Kristen Thyng · Answer 7 · Wed Mar 29 2023 00:36:47 GMT+0800 (China Standard Time)

Hm, it's going to for sure be a problem as soon as I want to use my DatasetTransform which will be soon. Dang. I guess I'll need to go post at hvplot.

Martin Durant · Answer 8 · Wed Mar 29 2023 00:51:58 GMT+0800 (China Standard Time)

isinstance(data, DataSource) is the actual check. Does that fail for your class? The "intake" check just looks to see whether the library can be imported - you shouldn't need a specific name.

Kristen Thyng · Answer 9 · Wed Mar 29 2023 01:13:36 GMT+0800 (China Standard Time)

When using my transform, the code doesn't make it far enough to check isinstance(data, DataSource) — it returns due to if not check_library(data, 'intake'). But you make a good point — my transform does pass the actual check of isinstance(data, DataSource).

Martin Durant · Answer 10 · Wed Mar 29 2023 01:15:54 GMT+0800 (China Standard Time)

Oh, you are right and I am wrong

def check_library(obj, library):
    if not isinstance(library, list):
        library = [library]
    return any([obj.__module__.split('.')[0].startswith(l) for l in library])

requires the object to have a fully-qualified path in the intake namespace.

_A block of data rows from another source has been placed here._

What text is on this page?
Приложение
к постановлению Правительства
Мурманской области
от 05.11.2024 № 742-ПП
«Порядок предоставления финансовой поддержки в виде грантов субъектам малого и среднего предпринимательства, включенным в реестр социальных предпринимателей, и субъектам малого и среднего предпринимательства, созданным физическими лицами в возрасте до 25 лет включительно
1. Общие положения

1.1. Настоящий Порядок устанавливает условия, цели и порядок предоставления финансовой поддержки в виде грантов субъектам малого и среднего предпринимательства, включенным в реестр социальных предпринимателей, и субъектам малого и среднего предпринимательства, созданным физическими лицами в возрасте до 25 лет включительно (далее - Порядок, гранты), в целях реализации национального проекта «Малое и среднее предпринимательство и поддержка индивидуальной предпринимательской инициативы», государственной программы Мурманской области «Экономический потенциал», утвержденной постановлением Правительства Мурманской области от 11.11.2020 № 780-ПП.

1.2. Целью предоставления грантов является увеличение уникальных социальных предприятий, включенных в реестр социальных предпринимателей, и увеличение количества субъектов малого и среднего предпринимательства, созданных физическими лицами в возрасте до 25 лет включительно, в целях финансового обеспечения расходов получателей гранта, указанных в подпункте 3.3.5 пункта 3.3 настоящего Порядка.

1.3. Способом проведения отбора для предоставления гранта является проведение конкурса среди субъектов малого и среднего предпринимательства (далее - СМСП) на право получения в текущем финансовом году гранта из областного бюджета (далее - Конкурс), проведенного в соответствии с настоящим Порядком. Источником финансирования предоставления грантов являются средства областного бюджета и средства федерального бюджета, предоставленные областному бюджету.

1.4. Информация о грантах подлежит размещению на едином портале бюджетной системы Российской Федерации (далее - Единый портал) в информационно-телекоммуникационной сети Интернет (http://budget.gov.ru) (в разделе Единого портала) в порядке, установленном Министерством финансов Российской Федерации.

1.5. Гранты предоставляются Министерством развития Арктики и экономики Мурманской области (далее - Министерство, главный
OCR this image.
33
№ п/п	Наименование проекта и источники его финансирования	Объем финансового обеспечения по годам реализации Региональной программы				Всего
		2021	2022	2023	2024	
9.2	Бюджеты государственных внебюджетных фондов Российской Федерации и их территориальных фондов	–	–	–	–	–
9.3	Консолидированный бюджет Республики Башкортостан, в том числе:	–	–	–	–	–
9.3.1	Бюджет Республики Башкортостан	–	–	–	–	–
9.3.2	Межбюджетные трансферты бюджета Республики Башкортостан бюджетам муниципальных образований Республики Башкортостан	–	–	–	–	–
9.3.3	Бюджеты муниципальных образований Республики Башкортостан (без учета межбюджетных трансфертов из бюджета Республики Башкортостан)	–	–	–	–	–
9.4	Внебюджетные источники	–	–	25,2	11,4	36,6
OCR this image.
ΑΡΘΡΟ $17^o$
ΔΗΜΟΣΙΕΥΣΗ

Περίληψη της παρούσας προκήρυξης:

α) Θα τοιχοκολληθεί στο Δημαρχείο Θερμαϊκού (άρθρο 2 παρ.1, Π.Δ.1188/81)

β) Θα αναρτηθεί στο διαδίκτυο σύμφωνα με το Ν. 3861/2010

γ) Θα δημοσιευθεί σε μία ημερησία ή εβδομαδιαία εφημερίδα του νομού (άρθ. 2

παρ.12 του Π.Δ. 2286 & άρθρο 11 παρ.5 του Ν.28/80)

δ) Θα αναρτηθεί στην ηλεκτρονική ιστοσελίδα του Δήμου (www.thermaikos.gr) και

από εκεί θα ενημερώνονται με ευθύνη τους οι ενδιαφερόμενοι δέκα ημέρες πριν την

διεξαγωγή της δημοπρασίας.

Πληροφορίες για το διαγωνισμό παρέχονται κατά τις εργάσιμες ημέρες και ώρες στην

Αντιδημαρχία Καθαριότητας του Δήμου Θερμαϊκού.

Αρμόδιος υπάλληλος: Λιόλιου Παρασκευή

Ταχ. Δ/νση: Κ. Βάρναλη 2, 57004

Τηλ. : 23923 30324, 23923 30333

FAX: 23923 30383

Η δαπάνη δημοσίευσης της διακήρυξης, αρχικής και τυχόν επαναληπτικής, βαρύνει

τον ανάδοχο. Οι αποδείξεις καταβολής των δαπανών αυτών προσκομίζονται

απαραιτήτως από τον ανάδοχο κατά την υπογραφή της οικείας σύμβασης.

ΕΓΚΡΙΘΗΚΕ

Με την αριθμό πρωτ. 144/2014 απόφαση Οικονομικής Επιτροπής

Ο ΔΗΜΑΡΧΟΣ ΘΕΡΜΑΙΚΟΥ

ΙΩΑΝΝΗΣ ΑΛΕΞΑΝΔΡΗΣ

This is a totally unnecessary requirement! Can you please make an issue with hvplot?

Kristen Thyng · Answer 11 · Wed Mar 29 2023 01:15:57 GMT+0800 (China Standard Time)

The "intake" check just looks to see whether the library can be imported - you shouldn't need a specific name

any([obj.__module__.split('.')[0].startswith(l) for l in library]) in my case has

ipdb>  obj.__module__
'ciofs_hindcast_report.src.process'

and compares that with library which in this case is "intake":

ipdb>  library
['intake']